Monday, October 25, 2010

Am I Going Crazy?

So I drive to work this morning and park my car on the street next to the Ogden Temple. There was some garbage in the cup holders and the little trash tray, so I decide that I am going to take it with me and throw it away. I also had a folder with some papers in it. So I get out of my car and realize that I don’t have my keys! First I think “Oh, I must have left them in the ignition”, so I check there. Nope, not there! So I think “Oh, they must be in my pocket already”, so I check there. Nope, not there! So I think “hmmm, maybe I put them in my coat pocket” so I check all my coat pockets and still nothing. I think “I must have dropped them in the car”, so I put down my folder on the passenger seat and stick my garbage in my coat pocket.
I start looking through my car thinking that I just dropped them between my console and my seat. Nothing! Maybe it’s between the passenger seat and the console. Nothing! I look under the seats, behind the seats, in the cup holders, on the floor, under the floor mats! Nothing! So I check my pockets again, Nothing! Maybe I dropped them outside the car? Nope, not there! At this point I’m thinking to myself that I must be going crazy! The keys couldn’t have just disappeared! Somehow I got to work and I know that I have to have had the keys to do that! So I give a quick prayer, thinking that the Lord can help me find my keys.
So I start searching the car again. Here I am sitting on the side of the road with my doors open searching all over my car. I’m looking in places that I know it couldn’t be, but I’m thinking to myself “Maybe I zoned out for a minute and don’t remember myself getting into the trunk???” I mean, where could these keys be? I still can’t find them. So I give a more fervent prayer this time, I need these keys! I don’t have a spare set, how am I going to get home?
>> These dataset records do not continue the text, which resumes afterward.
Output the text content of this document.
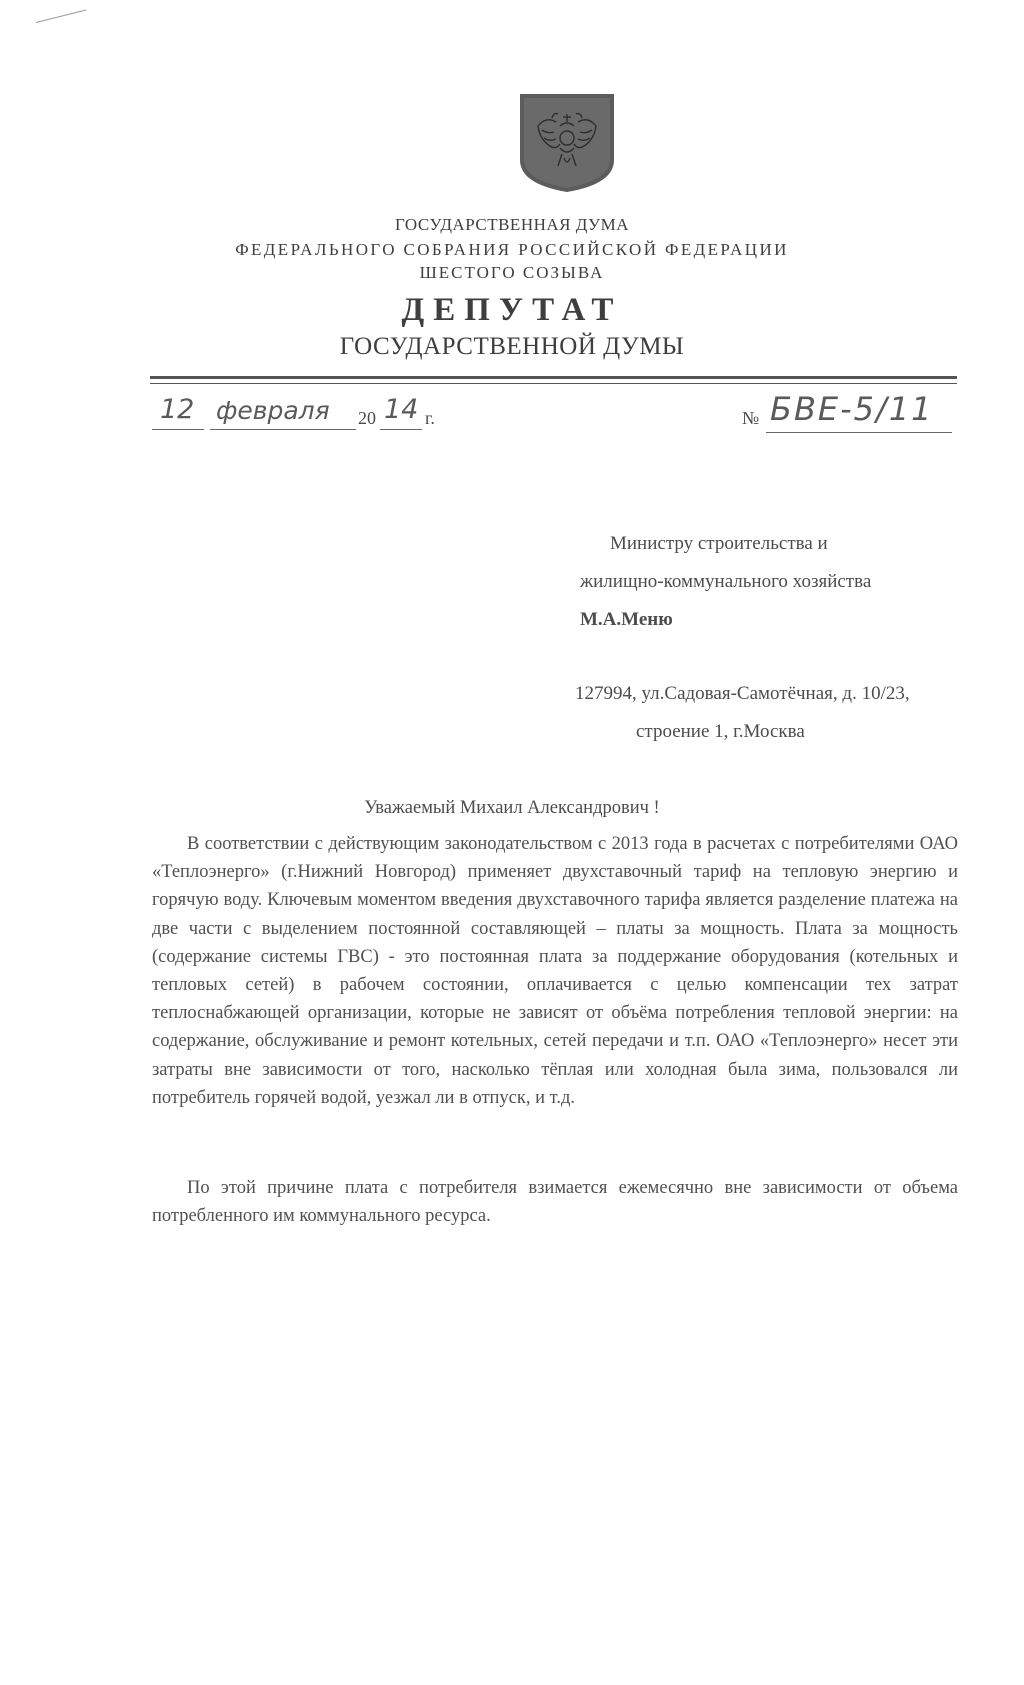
ГОСУДАРСТВЕННАЯ ДУМА
ФЕДЕРАЛЬНОГО СОБРАНИЯ РОССИЙСКОЙ ФЕДЕРАЦИИ
ШЕСТОГО СОЗЫВА
ДЕПУТАТ
ГОСУДАРСТВЕННОЙ ДУМЫ
12 февраля 20 14 г.	№ БВЕ-5/11
Министру строительства и
жилищно-коммунального хозяйства
М.А.Меню
127994, ул.Садовая-Самотёчная, д. 10/23,
строение 1, г.Москва
Уважаемый Михаил Александрович !

В соответствии с действующим законодательством с 2013 года в расчетах с потребителями ОАО «Теплоэнерго» (г.Нижний Новгород) применяет двухставочный тариф на тепловую энергию и горячую воду. Ключевым моментом введения двухставочного тарифа является разделение платежа на две части с выделением постоянной составляющей – платы за мощность. Плата за мощность (содержание системы ГВС) - это постоянная плата за поддержание оборудования (котельных и тепловых сетей) в рабочем состоянии, оплачивается с целью компенсации тех затрат теплоснабжающей организации, которые не зависят от объёма потребления тепловой энергии: на содержание, обслуживание и ремонт котельных, сетей передачи и т.п. ОАО «Теплоэнерго» несет эти затраты вне зависимости от того, насколько тёплая или холодная была зима, пользовался ли потребитель горячей водой, уезжал ли в отпуск, и т.д.

По этой причине плата с потребителя взимается ежемесячно вне зависимости от объема потребленного им коммунального ресурса.
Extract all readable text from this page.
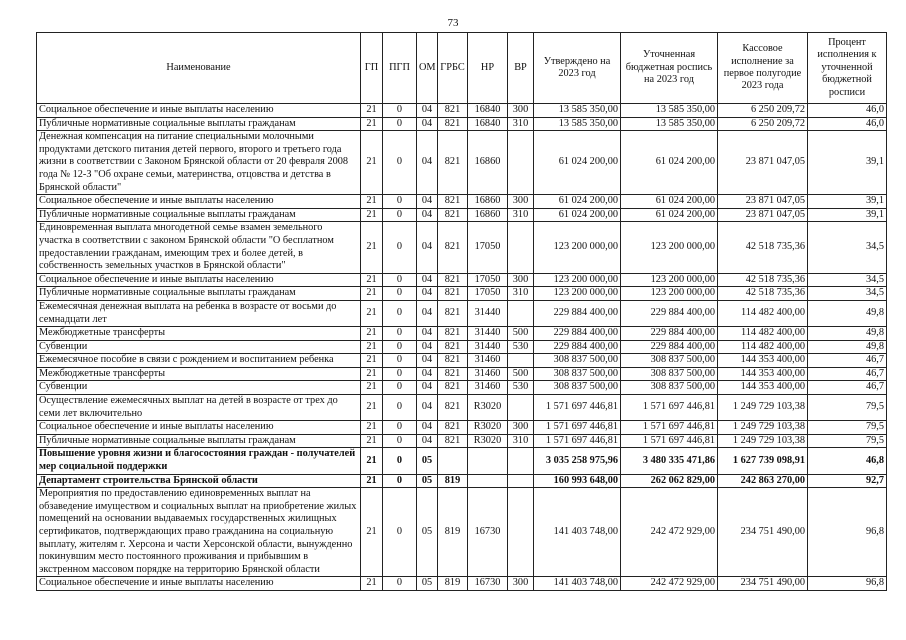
73
Наименование	ГП	ПГП	ОМ	ГРБС	НР	ВР	Утверждено на 2023 год	Уточненная бюджетная роспись на 2023 год	Кассовое исполнение за первое полугодие 2023 года	Процент исполнения к уточненной бюджетной росписи
Социальное обеспечение и иные выплаты населению	21	0	04	821	16840	300	13 585 350,00	13 585 350,00	6 250 209,72	46,0
Публичные нормативные социальные выплаты гражданам	21	0	04	821	16840	310	13 585 350,00	13 585 350,00	6 250 209,72	46,0
Денежная компенсация на питание специальными молочными продуктами детского питания детей первого, второго и третьего года жизни в соответствии с Законом Брянской области от 20 февраля 2008 года № 12-З "Об охране семьи, материнства, отцовства и детства в Брянской области"	21	0	04	821	16860		61 024 200,00	61 024 200,00	23 871 047,05	39,1
Социальное обеспечение и иные выплаты населению	21	0	04	821	16860	300	61 024 200,00	61 024 200,00	23 871 047,05	39,1
Публичные нормативные социальные выплаты гражданам	21	0	04	821	16860	310	61 024 200,00	61 024 200,00	23 871 047,05	39,1
Единовременная выплата многодетной семье взамен земельного участка в соответствии с законом Брянской области "О бесплатном предоставлении гражданам, имеющим трех и более детей, в собственность земельных участков в Брянской области"	21	0	04	821	17050		123 200 000,00	123 200 000,00	42 518 735,36	34,5
Социальное обеспечение и иные выплаты населению	21	0	04	821	17050	300	123 200 000,00	123 200 000,00	42 518 735,36	34,5
Публичные нормативные социальные выплаты гражданам	21	0	04	821	17050	310	123 200 000,00	123 200 000,00	42 518 735,36	34,5
Ежемесячная денежная выплата на ребенка в возрасте от восьми до семнадцати лет	21	0	04	821	31440		229 884 400,00	229 884 400,00	114 482 400,00	49,8
Межбюджетные трансферты	21	0	04	821	31440	500	229 884 400,00	229 884 400,00	114 482 400,00	49,8
Субвенции	21	0	04	821	31440	530	229 884 400,00	229 884 400,00	114 482 400,00	49,8
Ежемесячное пособие в связи с рождением и воспитанием ребенка	21	0	04	821	31460		308 837 500,00	308 837 500,00	144 353 400,00	46,7
Межбюджетные трансферты	21	0	04	821	31460	500	308 837 500,00	308 837 500,00	144 353 400,00	46,7
Субвенции	21	0	04	821	31460	530	308 837 500,00	308 837 500,00	144 353 400,00	46,7
Осуществление ежемесячных выплат на детей в возрасте от трех до семи лет включительно	21	0	04	821	R3020		1 571 697 446,81	1 571 697 446,81	1 249 729 103,38	79,5
Социальное обеспечение и иные выплаты населению	21	0	04	821	R3020	300	1 571 697 446,81	1 571 697 446,81	1 249 729 103,38	79,5
Публичные нормативные социальные выплаты гражданам	21	0	04	821	R3020	310	1 571 697 446,81	1 571 697 446,81	1 249 729 103,38	79,5
Повышение уровня жизни и благосостояния граждан - получателей мер социальной поддержки	21	0	05				3 035 258 975,96	3 480 335 471,86	1 627 739 098,91	46,8
Департамент строительства Брянской области	21	0	05	819			160 993 648,00	262 062 829,00	242 863 270,00	92,7
Мероприятия по предоставлению единовременных выплат на обзаведение имуществом и социальных выплат на приобретение жилых помещений на основании выдаваемых государственных жилищных сертификатов, подтверждающих право гражданина на социальную выплату, жителям г. Херсона и части Херсонской области, вынужденно покинувшим место постоянного проживания и прибывшим в экстренном массовом порядке на территорию Брянской области	21	0	05	819	16730		141 403 748,00	242 472 929,00	234 751 490,00	96,8
Социальное обеспечение и иные выплаты населению	21	0	05	819	16730	300	141 403 748,00	242 472 929,00	234 751 490,00	96,8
I’m not leaving my doors unlocked in Ogden while I go to work, but I can’t lock the doors because I know the keys must be in there!
So I start my search again. I pulling up mats and looking under everything, sticking my hands into the little cracks and crevasses! I even cut my hand sticking it under the chair thinking that maybe it slipped under there! I try my pockets a third time, I look under my car! I can’t find my keys anywhere! At this point I’m freaking out a little! I question my sanity! Maybe I somehow started my car without the keys? Maybe someone mugged me and I already blocked the memory out because it was too traumatic? Maybe the keys are in my pocket buy I’m going insane and so I don’t know they’re there! So I sit down in the driver seat and pray harder. I know the keys have to be here somewhere!
Finally 30 minutes after it all began, I lift up the top of the folder sitting on the passenger seat and there they are! My keys are sitting on top of the papers! Oh thank you Heavenly Father! I didn’t make a meeting that I was supposed to at 9:00, and I’m not quite sure why, but I have a feeling that maybe I wasn’t supposed to go to that meeting.
Ruminating and going over mistakes will only make it worse.